13:S

16.2K 838 142
                                    

It's not that I didn't like her.

Okay, fine. It's not that I meant to not like Dahlia. In fact, it was the opposite. Of course I wanted to like her. Of course, I did.

It was Daisy's plan, even. Daisy fell instantly in love with her sister, from the moment that she made contact with Dahlia. I tried to tell her. I tried to tell her that maybe the grass wouldn't be greener on the other side. Dahlia could have been a horrible person. She could have been a liar, a thief. She could have been the last type of person that Daisy needed to be around.

But, Daisy didn't care. She told me that Dahlia was her flesh and blood. She told me that it didn't matter what Dahlia went through, or what the things she went through had caused her to become. She said she would love her anyway, because they were sisters and that meant more to her than anything.

And, of course, Daisy said that once she loved Dahlia, I would too.

I couldn't really tell my best friend that no matter how nice of a person Dahlia was— she and I would never be friends. Or anything close to it. Whether I tried to like her, or not.

But even though I couldn't help my dislike for Dahlia, my eyes wouldn't stop wandering toward her.

And that wasn't for the first time since I met her, but for today, it was for different reasons.

Dahlia sat as far she possibly could away from me, just like she had done our first class. I had stolen glances at her that day too, but like I said, for different reasons.

Everyone of our friends kept saying how much she looked like Daisy. The night that we first met her, god I wanted to punch my stupid friends in their stupid faces when they spoke about her. They kept saying how lucky we all were, not only to get a new girl that was actually hot, but for getting a girl that looked exactly like the girl they had all been crushing on for years.

It made me feel like I was crazy, because for the life of me, I just couldn't see it.

Maybe they had some similar features, but they were just so different that those shared features seemed completely insignificant.

Like two paintings that both used green to colour plants; but one painting displayed a white water lily on a sunny day, and the other displayed a twisted green tree that took root and sprouted in a sea of concrete.

Daisy was pretty in the most easy of ways. She never really had the option not to be pretty. She had all the clothes she could ever want. She had hair that never went a month without a trip to the salon. She had teeth that were bleached the whitest of whites.

But Dahlia... Dahlia was beautiful despite everything else. She had a kind of beauty that didn't depend on material things. The kind of beauty that never is shaded, even by trauma.

And anyone could tell she had a lot of trauma. Anyone that was looking, and not just seeing.

I felt a frown pull at my lips as I looked at her. I kept expecting her to catch me— to turn and stare back at me like the first night we met. Though, it was more like glaring back at me.

Not that I could blame her.

I was a dick to her, of course I was.

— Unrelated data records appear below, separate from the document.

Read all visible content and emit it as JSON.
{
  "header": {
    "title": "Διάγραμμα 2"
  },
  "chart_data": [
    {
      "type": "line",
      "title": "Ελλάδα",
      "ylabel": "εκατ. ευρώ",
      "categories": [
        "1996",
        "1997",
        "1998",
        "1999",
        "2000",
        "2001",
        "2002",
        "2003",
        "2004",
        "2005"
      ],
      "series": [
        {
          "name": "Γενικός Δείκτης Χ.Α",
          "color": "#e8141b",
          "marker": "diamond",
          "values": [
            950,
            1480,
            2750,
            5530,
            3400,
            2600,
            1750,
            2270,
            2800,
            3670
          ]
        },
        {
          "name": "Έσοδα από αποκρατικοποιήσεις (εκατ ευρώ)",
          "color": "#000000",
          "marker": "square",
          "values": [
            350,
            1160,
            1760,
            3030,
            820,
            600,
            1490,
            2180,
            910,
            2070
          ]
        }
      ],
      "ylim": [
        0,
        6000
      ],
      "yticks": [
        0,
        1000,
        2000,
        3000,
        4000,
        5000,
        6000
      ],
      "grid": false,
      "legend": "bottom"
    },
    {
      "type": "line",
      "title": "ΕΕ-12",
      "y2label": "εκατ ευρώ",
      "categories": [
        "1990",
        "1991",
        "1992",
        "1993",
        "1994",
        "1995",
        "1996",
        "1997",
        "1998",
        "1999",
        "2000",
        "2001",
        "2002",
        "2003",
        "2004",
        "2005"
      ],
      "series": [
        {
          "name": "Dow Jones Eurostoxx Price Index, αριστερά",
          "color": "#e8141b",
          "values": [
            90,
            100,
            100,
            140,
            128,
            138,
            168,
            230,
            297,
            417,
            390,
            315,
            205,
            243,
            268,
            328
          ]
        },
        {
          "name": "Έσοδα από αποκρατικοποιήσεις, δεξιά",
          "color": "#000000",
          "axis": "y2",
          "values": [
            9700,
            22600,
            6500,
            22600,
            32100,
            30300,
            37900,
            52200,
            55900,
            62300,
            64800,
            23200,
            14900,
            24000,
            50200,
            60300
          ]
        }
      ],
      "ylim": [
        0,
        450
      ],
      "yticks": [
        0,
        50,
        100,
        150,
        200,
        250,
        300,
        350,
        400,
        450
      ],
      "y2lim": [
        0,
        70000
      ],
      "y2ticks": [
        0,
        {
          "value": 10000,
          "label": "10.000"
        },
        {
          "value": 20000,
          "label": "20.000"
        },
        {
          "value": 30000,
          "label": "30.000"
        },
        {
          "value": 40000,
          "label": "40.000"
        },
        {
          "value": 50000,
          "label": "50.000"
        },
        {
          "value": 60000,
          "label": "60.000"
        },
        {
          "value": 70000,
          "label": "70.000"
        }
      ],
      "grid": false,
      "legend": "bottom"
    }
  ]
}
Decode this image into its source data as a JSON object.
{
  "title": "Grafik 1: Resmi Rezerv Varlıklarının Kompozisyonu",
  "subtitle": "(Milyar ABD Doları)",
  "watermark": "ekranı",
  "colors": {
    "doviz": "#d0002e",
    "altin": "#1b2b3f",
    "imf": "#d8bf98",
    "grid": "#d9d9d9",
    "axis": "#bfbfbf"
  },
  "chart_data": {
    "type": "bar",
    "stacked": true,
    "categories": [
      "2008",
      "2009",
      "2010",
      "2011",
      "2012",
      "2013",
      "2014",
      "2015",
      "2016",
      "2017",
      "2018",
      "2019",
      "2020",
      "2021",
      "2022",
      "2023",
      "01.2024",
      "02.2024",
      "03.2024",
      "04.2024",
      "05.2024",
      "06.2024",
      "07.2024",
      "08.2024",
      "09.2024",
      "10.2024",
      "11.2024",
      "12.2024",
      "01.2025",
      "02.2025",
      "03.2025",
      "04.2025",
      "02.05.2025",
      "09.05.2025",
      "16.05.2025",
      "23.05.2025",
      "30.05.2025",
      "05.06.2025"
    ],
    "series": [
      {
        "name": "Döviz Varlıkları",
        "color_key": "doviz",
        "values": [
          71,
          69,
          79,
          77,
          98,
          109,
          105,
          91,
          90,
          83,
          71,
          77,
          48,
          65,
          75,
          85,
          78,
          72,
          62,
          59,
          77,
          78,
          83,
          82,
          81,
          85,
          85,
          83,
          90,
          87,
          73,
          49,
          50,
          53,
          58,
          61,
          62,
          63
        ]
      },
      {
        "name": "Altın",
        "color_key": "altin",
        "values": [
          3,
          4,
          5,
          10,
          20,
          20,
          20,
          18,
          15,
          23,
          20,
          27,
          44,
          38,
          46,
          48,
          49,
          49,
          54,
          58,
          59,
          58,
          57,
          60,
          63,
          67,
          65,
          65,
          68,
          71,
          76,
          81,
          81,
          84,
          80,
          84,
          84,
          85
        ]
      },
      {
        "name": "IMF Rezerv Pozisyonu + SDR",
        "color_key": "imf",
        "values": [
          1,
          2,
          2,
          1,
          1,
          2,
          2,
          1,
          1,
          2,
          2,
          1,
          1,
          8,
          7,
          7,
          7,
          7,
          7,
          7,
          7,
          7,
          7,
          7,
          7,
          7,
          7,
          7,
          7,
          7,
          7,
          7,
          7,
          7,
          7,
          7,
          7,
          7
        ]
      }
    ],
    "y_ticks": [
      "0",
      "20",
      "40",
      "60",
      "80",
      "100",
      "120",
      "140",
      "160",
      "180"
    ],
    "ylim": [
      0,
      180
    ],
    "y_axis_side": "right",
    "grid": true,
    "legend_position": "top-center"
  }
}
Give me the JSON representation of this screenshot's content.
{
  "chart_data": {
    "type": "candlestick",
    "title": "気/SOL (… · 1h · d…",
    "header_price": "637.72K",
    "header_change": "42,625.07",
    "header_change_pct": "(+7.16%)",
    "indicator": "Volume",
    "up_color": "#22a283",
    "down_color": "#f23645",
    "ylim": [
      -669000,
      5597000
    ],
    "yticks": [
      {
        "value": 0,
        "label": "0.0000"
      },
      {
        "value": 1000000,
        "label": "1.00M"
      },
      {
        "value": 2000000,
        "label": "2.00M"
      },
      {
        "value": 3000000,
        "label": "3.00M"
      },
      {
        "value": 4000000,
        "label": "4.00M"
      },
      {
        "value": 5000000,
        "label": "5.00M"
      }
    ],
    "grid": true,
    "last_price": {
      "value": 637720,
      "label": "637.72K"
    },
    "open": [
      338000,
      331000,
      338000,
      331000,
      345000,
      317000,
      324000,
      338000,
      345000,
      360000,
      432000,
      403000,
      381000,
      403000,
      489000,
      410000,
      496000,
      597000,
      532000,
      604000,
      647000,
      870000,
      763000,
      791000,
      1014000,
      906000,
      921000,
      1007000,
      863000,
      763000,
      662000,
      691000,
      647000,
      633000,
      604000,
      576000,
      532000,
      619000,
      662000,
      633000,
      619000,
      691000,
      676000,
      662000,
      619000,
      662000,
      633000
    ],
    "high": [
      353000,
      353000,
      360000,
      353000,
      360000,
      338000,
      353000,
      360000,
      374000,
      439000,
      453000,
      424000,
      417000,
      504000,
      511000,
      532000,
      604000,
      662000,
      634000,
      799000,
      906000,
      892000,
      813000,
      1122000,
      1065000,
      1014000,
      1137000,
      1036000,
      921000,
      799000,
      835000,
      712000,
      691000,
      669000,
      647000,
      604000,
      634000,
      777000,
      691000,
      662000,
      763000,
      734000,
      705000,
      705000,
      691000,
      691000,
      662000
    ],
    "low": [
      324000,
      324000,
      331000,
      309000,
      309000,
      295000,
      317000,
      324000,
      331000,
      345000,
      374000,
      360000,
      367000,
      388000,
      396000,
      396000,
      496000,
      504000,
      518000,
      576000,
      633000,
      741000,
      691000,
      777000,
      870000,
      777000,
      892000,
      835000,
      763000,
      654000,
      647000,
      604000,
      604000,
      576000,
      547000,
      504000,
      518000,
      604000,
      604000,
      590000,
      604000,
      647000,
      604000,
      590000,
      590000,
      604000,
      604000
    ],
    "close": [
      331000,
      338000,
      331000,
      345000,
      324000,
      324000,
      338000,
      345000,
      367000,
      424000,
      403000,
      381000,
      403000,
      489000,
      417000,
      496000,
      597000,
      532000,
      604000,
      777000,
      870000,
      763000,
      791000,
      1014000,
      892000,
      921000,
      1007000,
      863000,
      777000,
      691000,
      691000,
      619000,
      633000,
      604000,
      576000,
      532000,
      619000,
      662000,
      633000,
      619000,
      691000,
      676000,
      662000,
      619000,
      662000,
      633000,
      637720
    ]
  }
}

Daisy had lectured me about how rude I was all night, not that I needed her to. I knew exactly how rude I had been. I just couldn't stop myself.

But, there had been so much life in her eyes as she glared back at me. She might have been through so much trauma, but she was fighting. I could tell by the fire in her eyes— Dahlia was a fighter.

That fact didn't make me like her any more. It was just something that was clear to me.

The same fire stayed in her eyes through every interaction we had. I couldn't blame her for the way she hated me. If someone spoke to me the way I did when we met, I'd hate them too.

But something was different today. I had expected that fire in her eyes when I attempted to apologize. I had expected that hate.

But when I looked into Dahlia's eyes; there was nothing.

There was no fire. Hell, there was no water. There was no energy, there was no air.

There was no oxygen.

There was nothing in her eyes as she looked back to me. And I don't know why, but it scared the fuck out of me.

It was the same now, as I looked at her. She was watching the blackboard as the teacher wrote. Her eyes were following his moments. But there was that same nothingness.

I let a heavy, but short sigh lift through my body as I finally tore my eyes away. I looked to the front of the classroom, but only for a single second because my eyes felt drawn back to her. I couldn't help them.

I didn't know why I fucking cared so much. Though this care wasn't easy. It wasn't just concern. This care was complicated. It was heavy.

Because while half of me was so happy that Dahlia was here, in Sapphire Cove, for Daisy's sake. The other half of me was dark. It was convoluted and twisted with envy and resentment.

There was a reason that Daisy and I were so close. There was a reason our relationship was so strong. We had a bond that developed over pain. And longing, and unfairness.

And while Daisy got the thing that we always hoped for, the thing that we both thought we would never have...

I didn't. And I never would.

And part of me truly hated Dahlia for that.